[antlr-interest] the nihilistic circle hoist

Wed Jan 5 05:43:19 PST 2011

> That's not a bug but a limitation of Java and most other targets; I think the book has a good description.

If we're talking about bug#2 (skip ahead if not! :-), then...

After (re)reading the book, the only thing I
could figure out you might be referring to is the final
paragraphs of Chapter 13. But those are about the
issues pretty well covered by Sam's prior post of limitations.
The predicate "true" does not "reference anything not
visible to all rules" or violate any other constraint
I've heard of :-).

Maybe a more extreme example can make the
problem clear:

----------------------------------------------------------
// this grammar is for this simple language:
// '(' ID+ ')' ( ':' ID+ )?
grammar hoist1;

WS  : (' '|'\t'|'\n'|'\r')+ {skip();};
ID  : ('a'..'z')+;

start : mainprog optional? EOF;

mainprog : '(' args ')';
args : ID ID* ;

// I've decided to "disable" this optional construct
optional: {false}?=> ':' element element;
element : {true}?=> args ;
----------------------------------------------------------

* predicates completely safe (only true/false)
* compiles (target language has no complaints)
* works sometimes! (accepts string "( x )")
* fails other times.

(the {false} predicate is there just to make the
resulting output as disturbingly incorrect as
possible; you can remove it and still get the
same wrong output).

When given an input string of "( x x )" the
generated parser says:
   line 1:4 extraneous input 'x' expecting ')'
The reason is that the predicate is being
executed far outside its correct
context. Predicate hoisting is significantly
harder than the current ANTLR algorithm
thinks it is. :-)  I really don't see any way
to implement it correctly without either
nontrivial grammar transformations or
a runtime stack of active predicates.

But all that's about bug#2.

Back to bug#1, where hopefully it should be much
simpler for me to see if I'm confused.

> I get these results with 3.3.  Hmm... it looks like the decision for FOO FOO* and FOO+ also gets the same thing. which version are you using?
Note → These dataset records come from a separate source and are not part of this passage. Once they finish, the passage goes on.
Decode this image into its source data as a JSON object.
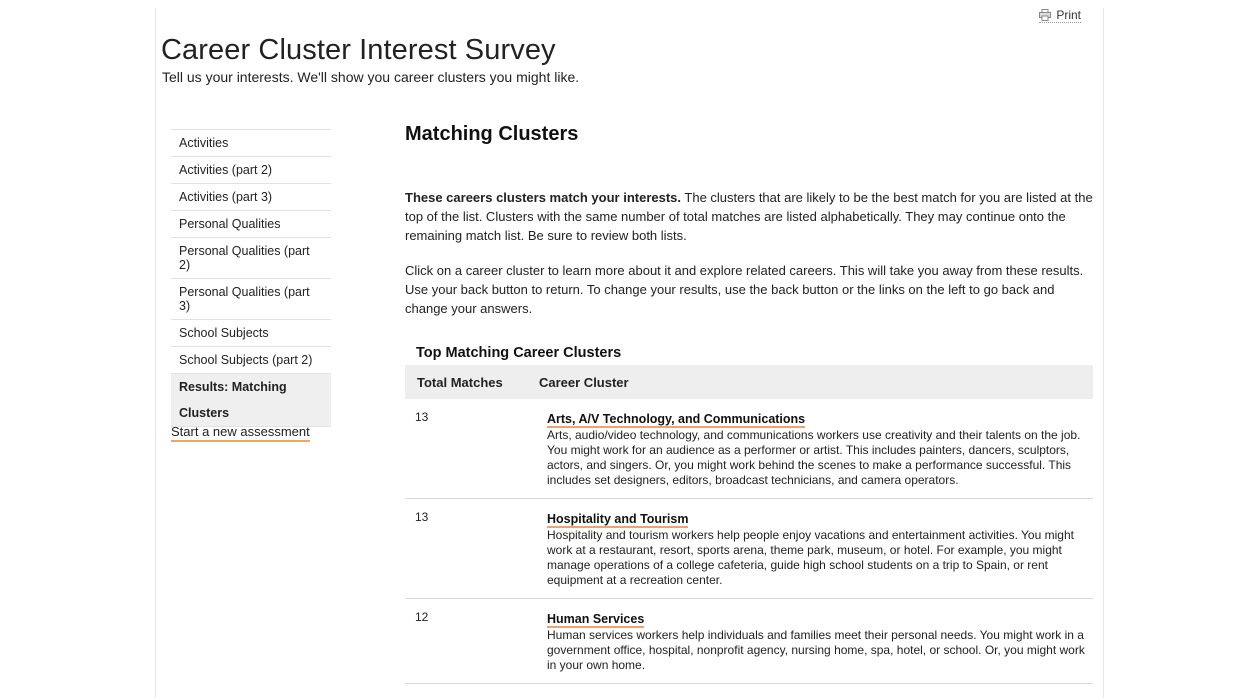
{
  "header": {
    "print_label": "Print",
    "title": "Career Cluster Interest Survey",
    "subtitle": "Tell us your interests. We'll show you career clusters you might like."
  },
  "sidebar": {
    "items": [
      {
        "label": "Activities",
        "active": false
      },
      {
        "label": "Activities (part 2)",
        "active": false
      },
      {
        "label": "Activities (part 3)",
        "active": false
      },
      {
        "label": "Personal Qualities",
        "active": false
      },
      {
        "label": "Personal Qualities (part 2)",
        "active": false
      },
      {
        "label": "Personal Qualities (part 3)",
        "active": false
      },
      {
        "label": "School Subjects",
        "active": false
      },
      {
        "label": "School Subjects (part 2)",
        "active": false
      },
      {
        "label": "Results: Matching Clusters",
        "active": true
      }
    ],
    "start_link": "Start a new assessment"
  },
  "main": {
    "heading": "Matching Clusters",
    "intro_bold": "These careers clusters match your interests.",
    "intro_rest": " The clusters that are likely to be the best match for you are listed at the top of the list. Clusters with the same number of total matches are listed alphabetically. They may continue onto the remaining match list. Be sure to review both lists.",
    "instructions": "Click on a career cluster to learn more about it and explore related careers. This will take you away from these results. Use your back button to return. To change your results, use the back button or the links on the left to go back and change your answers."
  },
  "table": {
    "title": "Top Matching Career Clusters",
    "headers": [
      "Total Matches",
      "Career Cluster"
    ],
    "rows": [
      {
        "matches": "13",
        "cluster": "Arts, A/V Technology, and Communications",
        "description": "Arts, audio/video technology, and communications workers use creativity and their talents on the job. You might work for an audience as a performer or artist. This includes painters, dancers, sculptors, actors, and singers. Or, you might work behind the scenes to make a performance successful. This includes set designers, editors, broadcast technicians, and camera operators."
      },
      {
        "matches": "13",
        "cluster": "Hospitality and Tourism",
        "description": "Hospitality and tourism workers help people enjoy vacations and entertainment activities. You might work at a restaurant, resort, sports arena, theme park, museum, or hotel. For example, you might manage operations of a college cafeteria, guide high school students on a trip to Spain, or rent equipment at a recreation center."
      },
      {
        "matches": "12",
        "cluster": "Human Services",
        "description": "Human services workers help individuals and families meet their personal needs. You might work in a government office, hospital, nonprofit agency, nursing home, spa, hotel, or school. Or, you might work in your own home."
      }
    ]
  },
  "colors": {
    "link_underline": "#f0a36a",
    "header_bg": "#eeeeee",
    "active_bg": "#efefef"
  }
}
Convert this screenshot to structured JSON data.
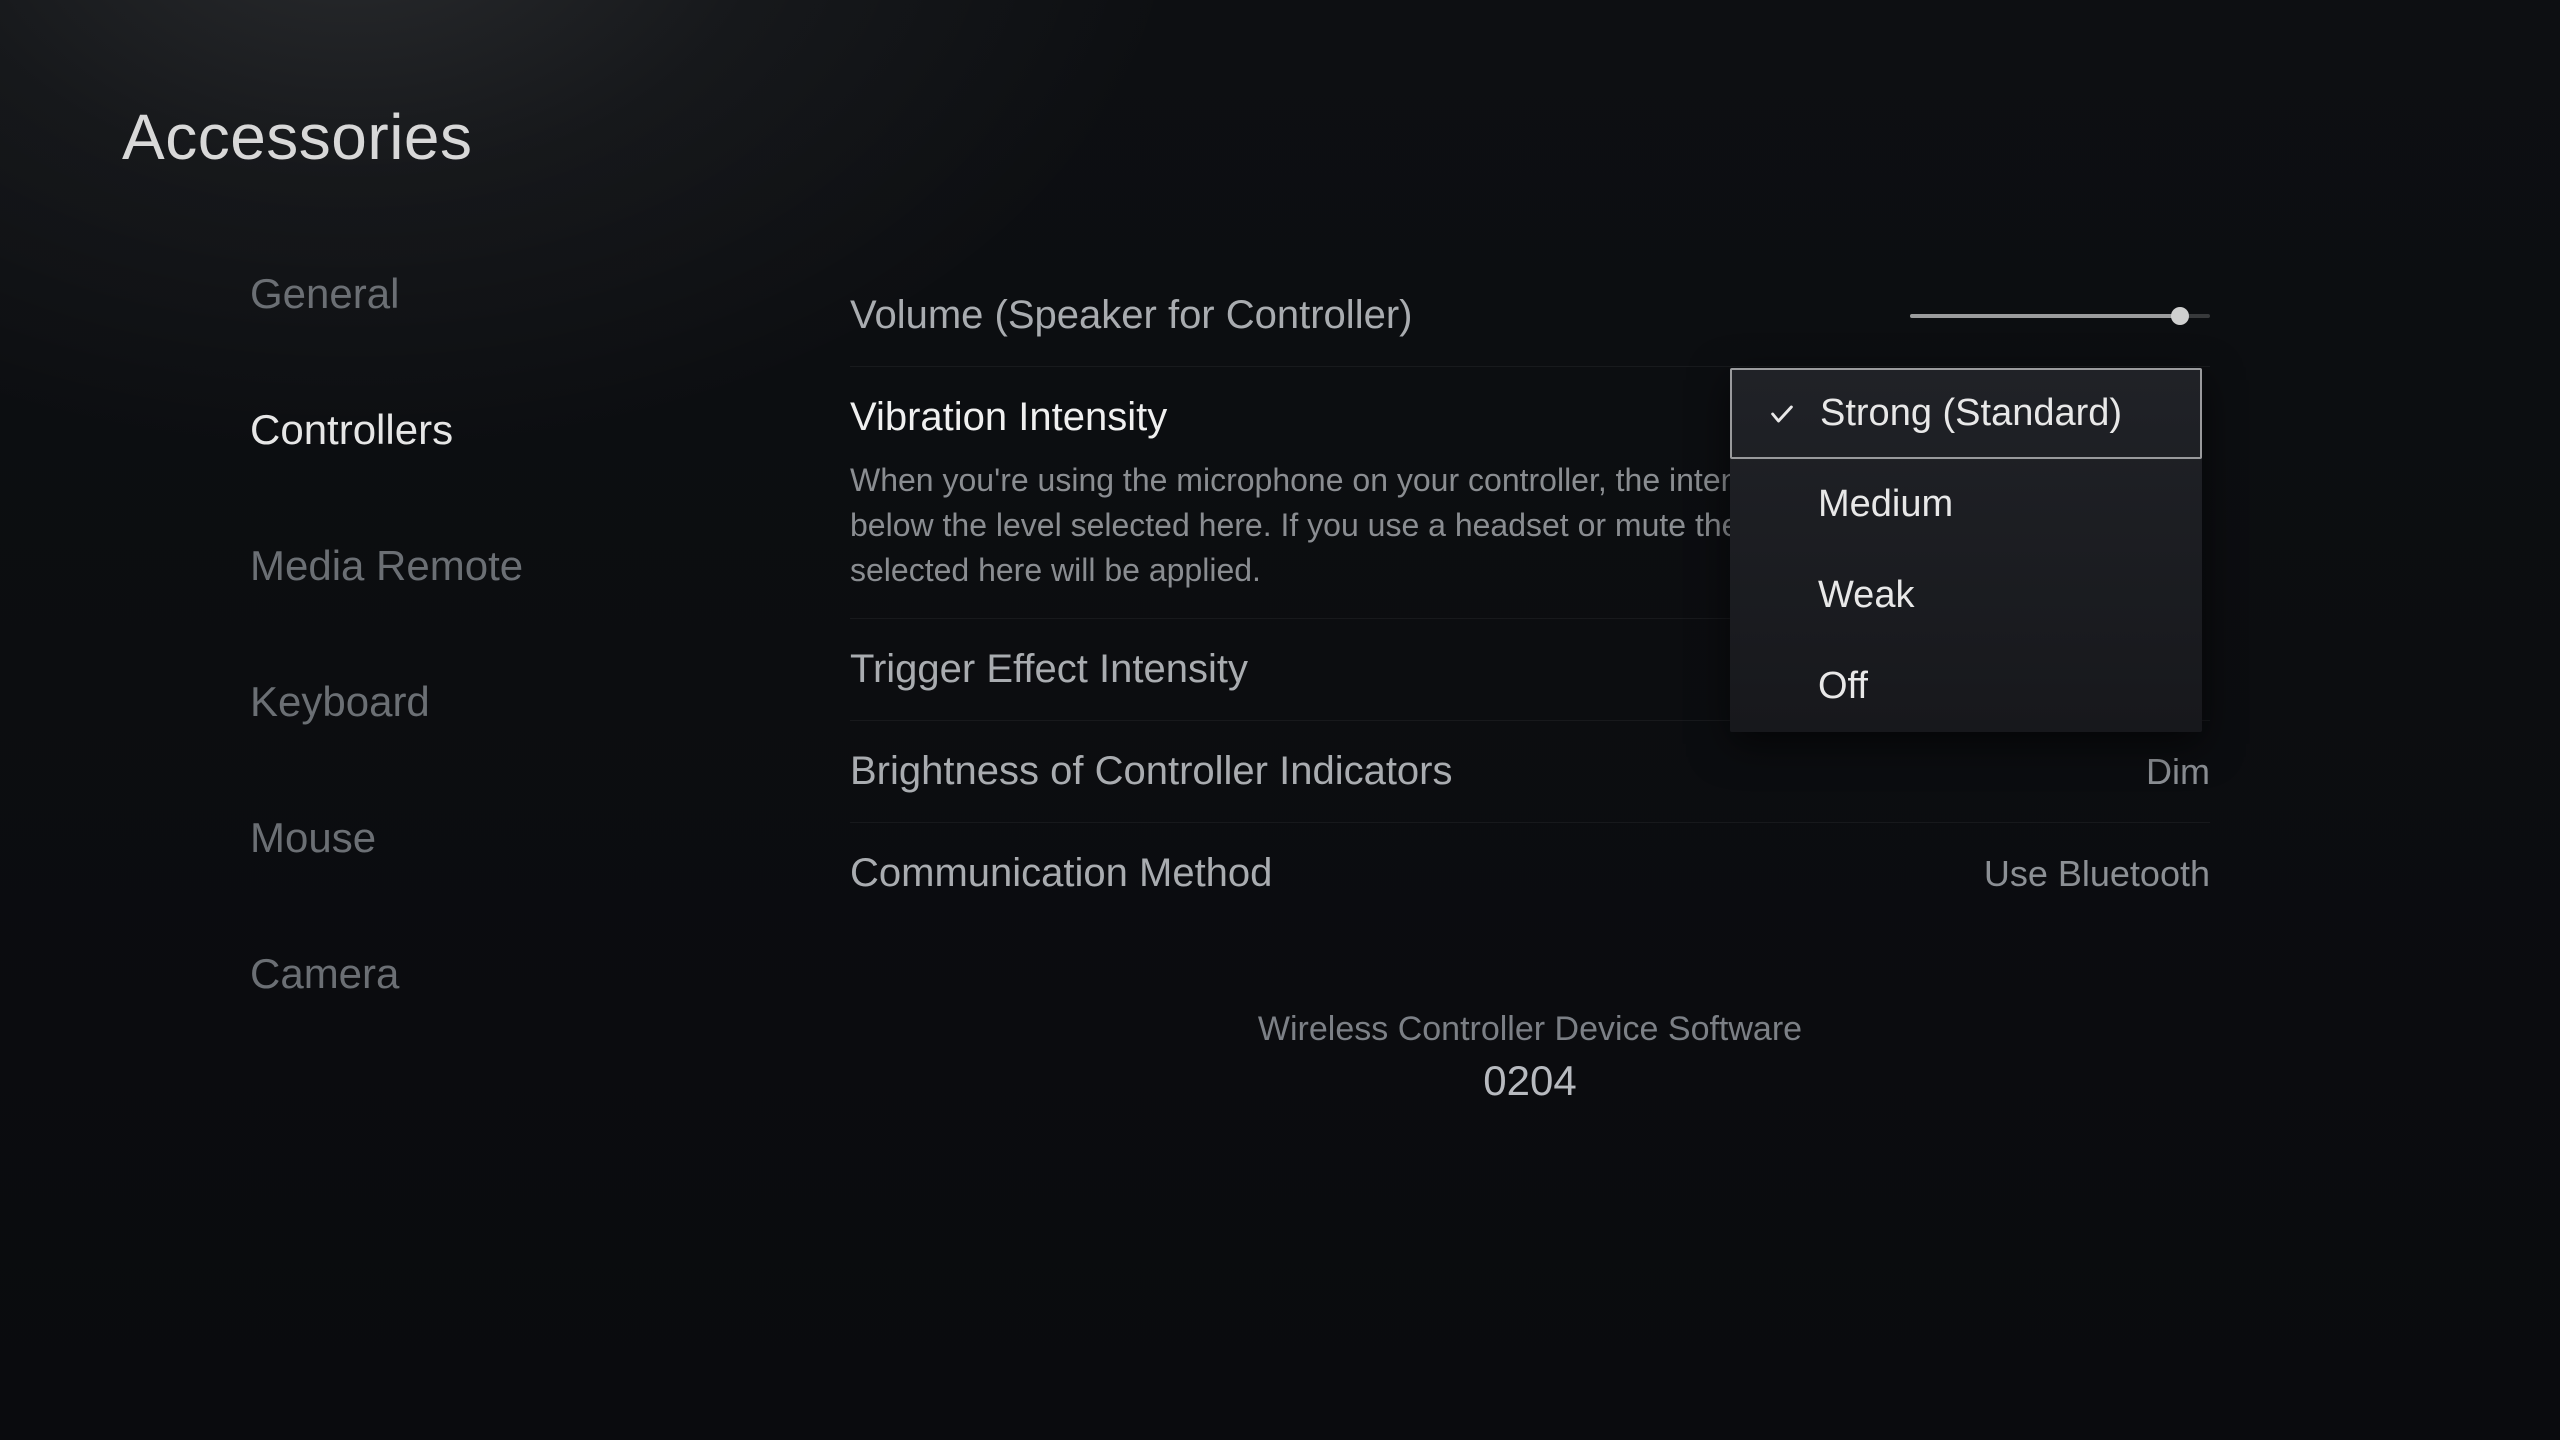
{
  "title": "Accessories",
  "sidebar": {
    "items": [
      {
        "label": "General",
        "active": false
      },
      {
        "label": "Controllers",
        "active": true
      },
      {
        "label": "Media Remote",
        "active": false
      },
      {
        "label": "Keyboard",
        "active": false
      },
      {
        "label": "Mouse",
        "active": false
      },
      {
        "label": "Camera",
        "active": false
      }
    ]
  },
  "settings": {
    "volume": {
      "label": "Volume (Speaker for Controller)",
      "percent": 90
    },
    "vibration": {
      "label": "Vibration Intensity",
      "description": "When you're using the microphone on your controller, the intensity of the vibration is reduced below the level selected here. If you use a headset or mute the microphone, the intensity selected here will be applied.",
      "options": [
        "Strong (Standard)",
        "Medium",
        "Weak",
        "Off"
      ],
      "selected": "Strong (Standard)"
    },
    "trigger": {
      "label": "Trigger Effect Intensity",
      "value": ""
    },
    "brightness": {
      "label": "Brightness of Controller Indicators",
      "value": "Dim"
    },
    "communication": {
      "label": "Communication Method",
      "value": "Use Bluetooth"
    }
  },
  "device": {
    "label": "Wireless Controller Device Software",
    "version": "0204"
  }
}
The header line of my ANTLR output says:
   // $ANTLR 3.3 Nov 30, 2010 12:50:56 Simple.g 2011-01-04 12:20:14

Maybe you're saying the DFA is the same so "no problem",
while I'm saying the two parsers accept different languages,
so "problem"?

Here's the exact file I just tested:

grammar hoist1;

WS  : (' '|'\t'|'\n'|'\r')+ {skip();};
ID  : ('a'..'z')+;

start : element* EOF ;
element : {true}?=> pre ;
pre : ID+ ;

When I give this grammar an input string of "x", I get:

line 1:0 required (...)+ loop did not match anything at input 'x'

When I change change the "ID+" to "ID ID*", the resulting
parser happily accepts any number of space-separated x's.
Is that not the same result you get?